Regarding the arrangement of the heat transfer fins in the spacer radial direction, in the embodiment of the present invention, as shown in FIG.
, < indicates rapid heating and cooling of the hottest point), which aims to reduce the temperature gradient inside the coil.

However, if heat transfer fins are provided throughout the atmosphere gas flow path,
The size and shape of the heat transfer fins may be changed only at the center of the spacer diameter so that the surface area increases.

! Figure J4 is a graph of the temperature curve inside the coil (coldest point/hottest point) during annealing, showing the effect of the embodiment of the present invention.

In FIG. 4, the vertical axis shows the internal temperature of the coil, and the horizontal axis shows the time after ignition of the burner of the outer cover.

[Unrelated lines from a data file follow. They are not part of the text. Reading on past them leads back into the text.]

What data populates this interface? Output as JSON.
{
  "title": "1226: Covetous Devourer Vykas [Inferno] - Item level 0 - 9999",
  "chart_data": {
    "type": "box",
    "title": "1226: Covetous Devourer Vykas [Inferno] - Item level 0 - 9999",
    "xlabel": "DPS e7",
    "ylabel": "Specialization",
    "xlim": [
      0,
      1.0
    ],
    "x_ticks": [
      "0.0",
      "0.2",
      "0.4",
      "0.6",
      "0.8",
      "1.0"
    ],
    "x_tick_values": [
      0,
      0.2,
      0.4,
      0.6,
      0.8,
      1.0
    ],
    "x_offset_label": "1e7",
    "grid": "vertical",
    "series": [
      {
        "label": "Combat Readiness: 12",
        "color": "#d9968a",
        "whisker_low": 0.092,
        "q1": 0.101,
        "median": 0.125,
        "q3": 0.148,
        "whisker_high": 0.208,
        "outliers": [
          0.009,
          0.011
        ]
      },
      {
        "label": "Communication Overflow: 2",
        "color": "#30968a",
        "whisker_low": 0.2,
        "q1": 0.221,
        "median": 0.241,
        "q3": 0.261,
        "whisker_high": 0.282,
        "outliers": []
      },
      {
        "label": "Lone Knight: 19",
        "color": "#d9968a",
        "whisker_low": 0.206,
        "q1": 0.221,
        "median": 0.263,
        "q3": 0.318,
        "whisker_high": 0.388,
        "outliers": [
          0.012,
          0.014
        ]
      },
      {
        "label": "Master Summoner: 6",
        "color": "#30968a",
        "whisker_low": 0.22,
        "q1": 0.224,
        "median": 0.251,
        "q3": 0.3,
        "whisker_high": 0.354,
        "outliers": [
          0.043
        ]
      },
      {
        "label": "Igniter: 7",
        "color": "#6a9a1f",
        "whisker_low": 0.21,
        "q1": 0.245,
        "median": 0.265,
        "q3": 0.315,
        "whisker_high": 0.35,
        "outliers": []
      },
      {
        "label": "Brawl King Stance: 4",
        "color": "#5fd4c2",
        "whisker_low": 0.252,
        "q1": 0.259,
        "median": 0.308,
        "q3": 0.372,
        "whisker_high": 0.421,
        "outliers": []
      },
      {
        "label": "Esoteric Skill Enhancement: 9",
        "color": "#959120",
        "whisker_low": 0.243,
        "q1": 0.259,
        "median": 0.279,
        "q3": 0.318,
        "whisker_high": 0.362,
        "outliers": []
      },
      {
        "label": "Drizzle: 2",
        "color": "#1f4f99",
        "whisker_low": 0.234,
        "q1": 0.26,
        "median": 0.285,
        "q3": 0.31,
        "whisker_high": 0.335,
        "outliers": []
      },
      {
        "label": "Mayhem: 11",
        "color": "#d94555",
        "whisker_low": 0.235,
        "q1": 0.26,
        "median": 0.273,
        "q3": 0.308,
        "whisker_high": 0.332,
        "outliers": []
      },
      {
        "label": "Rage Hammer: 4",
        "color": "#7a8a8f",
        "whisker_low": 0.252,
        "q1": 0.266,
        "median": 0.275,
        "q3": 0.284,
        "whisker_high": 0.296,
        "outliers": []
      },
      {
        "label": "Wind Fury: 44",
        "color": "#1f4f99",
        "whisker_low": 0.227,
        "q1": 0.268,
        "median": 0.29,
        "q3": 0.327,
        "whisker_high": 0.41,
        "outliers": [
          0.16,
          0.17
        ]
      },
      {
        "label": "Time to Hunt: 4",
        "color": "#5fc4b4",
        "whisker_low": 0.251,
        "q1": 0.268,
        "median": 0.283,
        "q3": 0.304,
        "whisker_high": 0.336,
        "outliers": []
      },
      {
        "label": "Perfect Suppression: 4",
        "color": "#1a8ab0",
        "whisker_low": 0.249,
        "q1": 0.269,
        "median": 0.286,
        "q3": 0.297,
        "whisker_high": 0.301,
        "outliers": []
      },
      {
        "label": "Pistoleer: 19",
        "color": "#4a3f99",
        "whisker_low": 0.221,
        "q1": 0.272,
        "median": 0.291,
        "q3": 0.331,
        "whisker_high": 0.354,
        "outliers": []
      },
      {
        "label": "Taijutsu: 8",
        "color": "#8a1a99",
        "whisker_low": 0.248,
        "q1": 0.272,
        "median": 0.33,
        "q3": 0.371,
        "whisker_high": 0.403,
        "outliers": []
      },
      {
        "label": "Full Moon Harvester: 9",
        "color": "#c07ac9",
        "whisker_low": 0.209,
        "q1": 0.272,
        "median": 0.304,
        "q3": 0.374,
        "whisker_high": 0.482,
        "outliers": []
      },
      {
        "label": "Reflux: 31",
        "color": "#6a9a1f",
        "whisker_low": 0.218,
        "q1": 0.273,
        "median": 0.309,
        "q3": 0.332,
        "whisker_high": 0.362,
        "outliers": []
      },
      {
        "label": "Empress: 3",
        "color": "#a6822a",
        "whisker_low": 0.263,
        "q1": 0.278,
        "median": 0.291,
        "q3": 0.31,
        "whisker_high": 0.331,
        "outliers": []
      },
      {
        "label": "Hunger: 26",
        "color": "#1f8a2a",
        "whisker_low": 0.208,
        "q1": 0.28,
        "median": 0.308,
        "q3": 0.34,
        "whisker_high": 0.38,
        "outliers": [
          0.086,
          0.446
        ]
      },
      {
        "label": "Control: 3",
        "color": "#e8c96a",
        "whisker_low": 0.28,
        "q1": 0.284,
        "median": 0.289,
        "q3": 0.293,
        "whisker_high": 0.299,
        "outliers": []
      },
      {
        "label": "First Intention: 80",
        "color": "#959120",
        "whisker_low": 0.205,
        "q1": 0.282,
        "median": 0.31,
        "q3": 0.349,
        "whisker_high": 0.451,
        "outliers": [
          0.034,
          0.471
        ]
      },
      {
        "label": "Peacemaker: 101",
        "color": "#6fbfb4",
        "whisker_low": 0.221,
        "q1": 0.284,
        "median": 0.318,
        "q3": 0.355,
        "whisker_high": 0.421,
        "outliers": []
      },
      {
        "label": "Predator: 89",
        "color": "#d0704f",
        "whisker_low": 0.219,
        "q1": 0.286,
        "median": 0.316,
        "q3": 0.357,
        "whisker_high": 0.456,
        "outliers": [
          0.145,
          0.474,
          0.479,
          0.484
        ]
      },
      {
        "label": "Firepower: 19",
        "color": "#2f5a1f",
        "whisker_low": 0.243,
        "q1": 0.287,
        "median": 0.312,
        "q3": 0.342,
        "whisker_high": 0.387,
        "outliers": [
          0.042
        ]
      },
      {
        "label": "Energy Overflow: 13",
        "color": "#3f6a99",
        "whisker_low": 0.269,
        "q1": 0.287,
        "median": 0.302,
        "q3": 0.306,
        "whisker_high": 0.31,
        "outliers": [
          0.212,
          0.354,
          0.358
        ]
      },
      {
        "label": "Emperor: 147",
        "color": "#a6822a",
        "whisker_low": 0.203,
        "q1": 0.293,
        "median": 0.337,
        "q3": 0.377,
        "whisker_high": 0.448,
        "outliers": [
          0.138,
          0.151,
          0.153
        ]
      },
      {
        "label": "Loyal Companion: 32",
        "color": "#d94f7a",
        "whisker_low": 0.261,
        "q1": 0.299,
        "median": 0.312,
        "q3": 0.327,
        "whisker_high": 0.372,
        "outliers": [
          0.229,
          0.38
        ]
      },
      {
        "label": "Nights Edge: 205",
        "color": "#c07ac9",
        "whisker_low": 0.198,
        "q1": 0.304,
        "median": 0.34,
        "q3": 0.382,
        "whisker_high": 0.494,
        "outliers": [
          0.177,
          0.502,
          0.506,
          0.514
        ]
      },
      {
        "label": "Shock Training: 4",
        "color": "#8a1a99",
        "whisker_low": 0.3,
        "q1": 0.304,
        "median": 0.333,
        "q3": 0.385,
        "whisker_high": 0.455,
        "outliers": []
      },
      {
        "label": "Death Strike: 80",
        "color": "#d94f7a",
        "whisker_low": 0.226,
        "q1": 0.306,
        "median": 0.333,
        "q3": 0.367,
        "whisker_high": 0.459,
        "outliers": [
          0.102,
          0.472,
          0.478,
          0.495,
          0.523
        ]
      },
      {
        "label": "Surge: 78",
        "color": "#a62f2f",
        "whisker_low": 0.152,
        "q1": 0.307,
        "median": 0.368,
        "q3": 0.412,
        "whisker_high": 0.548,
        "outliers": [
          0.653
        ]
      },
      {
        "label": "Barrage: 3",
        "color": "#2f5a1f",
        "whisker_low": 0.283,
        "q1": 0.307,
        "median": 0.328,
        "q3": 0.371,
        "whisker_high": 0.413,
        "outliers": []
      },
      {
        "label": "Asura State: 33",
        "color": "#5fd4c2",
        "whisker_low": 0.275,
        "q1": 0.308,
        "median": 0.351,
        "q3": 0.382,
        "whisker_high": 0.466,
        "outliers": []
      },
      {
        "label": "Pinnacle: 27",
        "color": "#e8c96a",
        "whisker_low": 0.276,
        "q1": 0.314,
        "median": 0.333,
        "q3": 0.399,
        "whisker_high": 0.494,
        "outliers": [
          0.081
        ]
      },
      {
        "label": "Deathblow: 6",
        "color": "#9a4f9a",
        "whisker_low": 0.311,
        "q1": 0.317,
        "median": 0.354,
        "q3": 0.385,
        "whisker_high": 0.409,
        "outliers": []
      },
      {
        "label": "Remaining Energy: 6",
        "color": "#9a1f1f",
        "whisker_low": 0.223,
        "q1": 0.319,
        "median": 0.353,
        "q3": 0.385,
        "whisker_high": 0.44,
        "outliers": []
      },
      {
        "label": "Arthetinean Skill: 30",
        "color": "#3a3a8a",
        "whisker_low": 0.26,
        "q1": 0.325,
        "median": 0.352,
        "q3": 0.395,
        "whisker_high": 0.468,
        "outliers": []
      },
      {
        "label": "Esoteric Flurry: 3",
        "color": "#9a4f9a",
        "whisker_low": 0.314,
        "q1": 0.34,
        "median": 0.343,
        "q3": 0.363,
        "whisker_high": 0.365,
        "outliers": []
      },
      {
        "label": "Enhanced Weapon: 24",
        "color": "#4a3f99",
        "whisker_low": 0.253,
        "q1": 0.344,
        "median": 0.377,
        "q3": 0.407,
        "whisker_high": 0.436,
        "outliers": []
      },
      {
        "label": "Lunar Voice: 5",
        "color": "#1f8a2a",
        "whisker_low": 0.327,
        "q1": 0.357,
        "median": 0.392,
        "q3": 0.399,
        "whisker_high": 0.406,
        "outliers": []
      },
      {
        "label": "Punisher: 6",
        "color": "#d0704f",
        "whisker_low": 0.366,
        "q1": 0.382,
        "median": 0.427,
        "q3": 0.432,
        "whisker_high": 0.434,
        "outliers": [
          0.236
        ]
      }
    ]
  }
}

The usage results of the embodiment of the present invention shown by the solid line in FIG. 4 are different from those of the conventional example in terms of the heating time to reach the soaking temperature and the cooling time from soaking 1 degree to reaching the open surface temperature, respectively. Approximately 3
The annealing time was shortened to about 5 hours, and the total annealing time was shortened to about 8 hours. Furthermore, variations in the mechanical properties and metallurgical properties of the product within the coil were smaller than in the conventional example.

[Effects of the present invention]

By implementing the present invention, the following effects are brought about.゛ (1) The heating and cooling time of the annealing process is shortened.

Therefore, fuel and atmospheric gas can be saved.

(2) The temperature gradient inside the coil during heating and cooling becomes smaller,
There will be less variation in product quality.

(3) The base operating rate will improve [2. The production capacity of the annealing factory will improve.

[Brief explanation of drawings]

FIG. 1 is a cross-sectional view of the air passage according to the embodiment of the present invention, FIG. 2 is a partially transparent plan view of the embodiment of the present invention, FIG. 3 is a cross-sectional view of the air passage of the conventional example, and FIG. 4 is a cross-sectional view of the air passage of the embodiment of the present invention. This is a graph showing the effect. 1.2... Upper and lower discs, 3... Vertical ribs,
4・・・・・・・・・Reinforcement rib, 5・・・・・・
・Heat transfer fins. Patent author Tobata Iron Works Co., Ltd. Toyo Kohan Co., Ltd. No. 1 closed! Figure 3!

Claims (1)

[Scope of Claims] (]) A pair of upper and lower discs having a round hole in the center, and a pair of discs located between the discs and extending radially or spirally from the round hole toward the outer periphery of +J. A spacer for coil annealing consisting of vertical ribs that fix the spacer, characterized in that heat transfer fins are provided along the flow of atmospheric gas on the inner wall of the ventilation passage formed by the upper and lower disks and the vertical ribs. . (2) The spacer for coil annealing according to claim 9JI, wherein the heat transfer fins are provided on a part of one or both sides of the inner wall of the air passage, which is formed by one circular plate. (3) A spacer for coil annealing according to claims 1 and 2, wherein the heat transfer fins are provided approximately at the center in the radial direction of the upper and lower discs.